Use the smoke test under `## Quick Examples` for a fast validation pass. After a successful run, verify that these files exist under the selected `output_dir`:

- `table/lightgbm_feature_importance.csv`
- `table/lightgbm_model_metrics.csv`
- `table/lightgbm_remediation.csv`
- `figure/lightgbm_feature_importance_<importance_type>.pdf`
- `data/lightgbm_run_summary.txt`
- `data/lightgbm_categorical_levels.txt` if categorical or character predictors were encoded

## When Not To Use

- The input file is an unstructured note, JSON blob, or free-text report.
- The text file delimiter is unknown and you cannot inspect or re-export it.
- The table still contains sample IDs, patient IDs, accession numbers, or similar identifiers that should not be model features.
- The input still contains direct identifiers or sensitive fields that you have not reviewed and removed from modeling.

## Common Errors

- `SKILL_FILE_NOT_FOUND`: Input file path is wrong or inaccessible.
- `SKILL_MISSING_COLUMNS`: The target or requested feature columns are missing.
- `SKILL_INVALID_DATA`: Data types, target encoding, or row count are unsuitable for LightGBM.
- `SKILL_DEGENERATE_MODEL`: Training finished but the exported importance table is all zero and should not be interpreted.
- `SKILL_INVALID_PARAMETER`: An argument value is invalid.
- `SKILL_DEPENDENCY_MISSING`: Required package such as `lightgbm` is unavailable.
- `SKILL_TRAINING_FAILED`: LightGBM training failed.
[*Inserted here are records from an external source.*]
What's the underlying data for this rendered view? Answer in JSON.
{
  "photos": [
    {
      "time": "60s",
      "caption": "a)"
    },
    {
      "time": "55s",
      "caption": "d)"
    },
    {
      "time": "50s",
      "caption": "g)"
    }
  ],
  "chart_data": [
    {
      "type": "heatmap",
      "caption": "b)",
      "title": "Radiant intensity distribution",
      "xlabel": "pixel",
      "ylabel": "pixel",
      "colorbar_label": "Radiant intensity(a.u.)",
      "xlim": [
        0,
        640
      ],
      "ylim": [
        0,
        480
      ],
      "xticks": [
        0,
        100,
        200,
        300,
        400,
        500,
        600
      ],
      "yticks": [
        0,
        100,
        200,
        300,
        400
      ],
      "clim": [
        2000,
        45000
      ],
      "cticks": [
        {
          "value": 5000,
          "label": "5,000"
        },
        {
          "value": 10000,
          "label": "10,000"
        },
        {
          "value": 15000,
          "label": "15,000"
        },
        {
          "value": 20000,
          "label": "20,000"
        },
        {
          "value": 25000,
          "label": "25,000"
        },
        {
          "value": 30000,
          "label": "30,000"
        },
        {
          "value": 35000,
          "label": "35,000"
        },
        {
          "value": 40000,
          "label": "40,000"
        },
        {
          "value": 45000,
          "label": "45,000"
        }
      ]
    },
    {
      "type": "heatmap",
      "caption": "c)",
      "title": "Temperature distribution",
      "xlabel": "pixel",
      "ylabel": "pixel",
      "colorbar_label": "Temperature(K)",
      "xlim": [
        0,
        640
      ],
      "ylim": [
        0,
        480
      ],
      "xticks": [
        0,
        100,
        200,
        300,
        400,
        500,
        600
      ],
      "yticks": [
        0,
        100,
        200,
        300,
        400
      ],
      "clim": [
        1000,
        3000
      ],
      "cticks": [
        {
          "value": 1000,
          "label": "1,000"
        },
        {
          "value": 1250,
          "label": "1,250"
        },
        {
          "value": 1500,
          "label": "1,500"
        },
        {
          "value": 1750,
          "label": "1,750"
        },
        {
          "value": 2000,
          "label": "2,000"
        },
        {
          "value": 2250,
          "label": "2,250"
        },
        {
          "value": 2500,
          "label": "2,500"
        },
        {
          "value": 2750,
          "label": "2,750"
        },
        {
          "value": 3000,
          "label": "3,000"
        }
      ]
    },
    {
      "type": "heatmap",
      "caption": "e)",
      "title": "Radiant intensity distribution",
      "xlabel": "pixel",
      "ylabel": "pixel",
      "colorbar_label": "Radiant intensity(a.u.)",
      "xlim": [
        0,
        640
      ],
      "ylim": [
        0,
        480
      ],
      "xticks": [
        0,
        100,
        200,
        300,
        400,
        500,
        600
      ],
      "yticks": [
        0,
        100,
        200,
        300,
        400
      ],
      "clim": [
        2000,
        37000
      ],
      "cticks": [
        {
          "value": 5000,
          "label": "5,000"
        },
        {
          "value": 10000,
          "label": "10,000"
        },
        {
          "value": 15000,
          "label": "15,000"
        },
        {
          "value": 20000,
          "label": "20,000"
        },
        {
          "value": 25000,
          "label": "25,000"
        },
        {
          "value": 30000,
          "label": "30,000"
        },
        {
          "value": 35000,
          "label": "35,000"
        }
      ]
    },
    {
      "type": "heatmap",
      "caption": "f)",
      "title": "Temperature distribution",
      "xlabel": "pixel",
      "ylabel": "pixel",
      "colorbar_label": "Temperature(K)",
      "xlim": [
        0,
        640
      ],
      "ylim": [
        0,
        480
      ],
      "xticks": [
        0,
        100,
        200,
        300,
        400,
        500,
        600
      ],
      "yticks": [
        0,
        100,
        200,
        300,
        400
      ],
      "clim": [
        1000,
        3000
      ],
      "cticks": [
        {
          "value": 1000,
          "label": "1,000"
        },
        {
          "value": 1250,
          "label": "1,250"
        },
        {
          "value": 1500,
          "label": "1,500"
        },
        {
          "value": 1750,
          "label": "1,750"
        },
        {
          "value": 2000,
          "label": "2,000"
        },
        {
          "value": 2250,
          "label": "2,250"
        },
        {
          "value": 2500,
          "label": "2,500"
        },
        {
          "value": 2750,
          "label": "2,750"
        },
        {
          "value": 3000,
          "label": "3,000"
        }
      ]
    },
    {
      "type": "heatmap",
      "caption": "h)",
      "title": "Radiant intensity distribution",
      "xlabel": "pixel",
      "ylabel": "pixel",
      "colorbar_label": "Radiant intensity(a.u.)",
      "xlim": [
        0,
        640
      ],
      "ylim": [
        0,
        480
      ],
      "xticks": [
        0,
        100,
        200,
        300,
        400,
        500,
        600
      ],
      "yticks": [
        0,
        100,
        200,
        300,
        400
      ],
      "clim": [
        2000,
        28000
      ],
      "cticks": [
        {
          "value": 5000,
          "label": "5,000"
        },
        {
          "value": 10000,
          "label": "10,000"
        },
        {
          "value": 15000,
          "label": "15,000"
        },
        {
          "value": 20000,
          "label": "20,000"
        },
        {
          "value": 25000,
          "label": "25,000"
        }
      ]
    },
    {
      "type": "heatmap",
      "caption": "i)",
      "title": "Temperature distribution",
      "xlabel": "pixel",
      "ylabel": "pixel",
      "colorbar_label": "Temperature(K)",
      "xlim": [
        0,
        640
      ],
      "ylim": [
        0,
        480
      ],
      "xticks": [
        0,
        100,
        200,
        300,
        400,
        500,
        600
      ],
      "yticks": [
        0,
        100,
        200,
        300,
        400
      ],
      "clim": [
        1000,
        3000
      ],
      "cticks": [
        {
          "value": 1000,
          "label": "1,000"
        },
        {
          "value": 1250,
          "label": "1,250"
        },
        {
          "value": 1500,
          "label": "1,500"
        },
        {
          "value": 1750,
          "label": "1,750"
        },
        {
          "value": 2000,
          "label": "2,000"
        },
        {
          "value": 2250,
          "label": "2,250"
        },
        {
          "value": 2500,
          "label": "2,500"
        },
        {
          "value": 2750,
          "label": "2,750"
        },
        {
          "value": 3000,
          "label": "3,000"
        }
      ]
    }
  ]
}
Before sharing exported artifacts, verify that identifier-like columns such as `V1`, sample IDs, or patient IDs were excluded from modeling and from any published tables. If `model_quality_flag` is not `ok`, treat the run as a diagnostic result rather than an interpretable ranking.

If the issue is not obvious, read `references/troubleshooting.md`.